Beartown. Likely wouldn’t have picked it up except for how much I adored A Man Called Ove. I LOVE a good sports movie, but I’m not much for a sports book. Good thing this story about ice hockey players and ice hockey coaches and ice hockey moms from an ice hockey team in an ice hockey rink with an ice hockey team manager is about 10,000 things besides ice hockey.
It’s about families and parenthood and motherhood and marriage and best friends and manhood and dads who leave and moms who leave and rape and raising dogs and accusations and trust and music and little brothers and big sisters and working parents and balancing a career and firearm safety and poverty and bullying and… I’m barely through recapping chapter 1.
This book is an emotionally captivating, draining experience while also a hugely rewarding, fulfilling experience. About 10 pages from the end, I though, “There’s no way he can save this. There is no ending here that doesn’t leave me utterly broken.” And then BOOM this guy blows my mind. How he turned it around astounds me. It’s not even like a big twist; it’s the way he can take human emotions and devastation that burns your soul and weave it into something akin to relief. You breathe a sigh as you close the book and hug it to your chest for a while, thankful for being awakened to that kind of possibility.

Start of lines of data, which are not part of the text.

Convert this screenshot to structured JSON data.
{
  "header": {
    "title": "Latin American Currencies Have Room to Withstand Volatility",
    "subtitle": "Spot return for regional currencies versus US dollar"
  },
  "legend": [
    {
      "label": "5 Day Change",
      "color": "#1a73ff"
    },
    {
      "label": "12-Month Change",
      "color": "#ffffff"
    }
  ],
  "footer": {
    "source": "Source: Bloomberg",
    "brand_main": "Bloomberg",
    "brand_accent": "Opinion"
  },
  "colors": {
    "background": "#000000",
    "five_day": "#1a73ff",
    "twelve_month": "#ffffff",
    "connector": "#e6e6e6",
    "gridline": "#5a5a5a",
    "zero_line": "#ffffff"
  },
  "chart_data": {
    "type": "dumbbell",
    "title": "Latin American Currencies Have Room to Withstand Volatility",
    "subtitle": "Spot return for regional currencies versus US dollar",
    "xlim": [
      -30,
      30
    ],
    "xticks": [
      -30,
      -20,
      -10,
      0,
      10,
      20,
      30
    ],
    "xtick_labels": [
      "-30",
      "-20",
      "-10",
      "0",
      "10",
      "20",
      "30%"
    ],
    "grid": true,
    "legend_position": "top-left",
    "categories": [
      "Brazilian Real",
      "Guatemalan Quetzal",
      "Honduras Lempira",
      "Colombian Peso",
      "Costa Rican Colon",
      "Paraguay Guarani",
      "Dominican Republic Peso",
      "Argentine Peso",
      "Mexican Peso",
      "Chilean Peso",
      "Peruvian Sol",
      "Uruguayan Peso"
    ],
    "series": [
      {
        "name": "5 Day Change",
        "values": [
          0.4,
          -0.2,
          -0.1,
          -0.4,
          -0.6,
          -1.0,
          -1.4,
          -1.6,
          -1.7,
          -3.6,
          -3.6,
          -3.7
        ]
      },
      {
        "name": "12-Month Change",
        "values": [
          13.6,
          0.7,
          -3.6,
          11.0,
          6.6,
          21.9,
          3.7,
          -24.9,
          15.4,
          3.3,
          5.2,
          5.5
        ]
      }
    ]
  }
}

I know I’m gushing, but it is honestly THAT GOOD. Super difficult topics, though, so fair warning, it’s not like a happy book that you’ll smile through. You’ll laugh SO HARD OUT LOUD every few minutes (because this man is a dialogue genius), but between that you’ll be biting your lip until it bleeds and crying and possibly swearing and punching pillows.
Apparently, there’s a sequel, so trust me, I am all. over. that. as soon as I can be, but for now, I’ve started another of his books with the intriguing title of My Grandmother Asked Me to Tell You She’s Sorry.
I cannot possibly rate this book high enough. If I did ratings, I’d have to pull a WeRateDogs and give it a 12/10.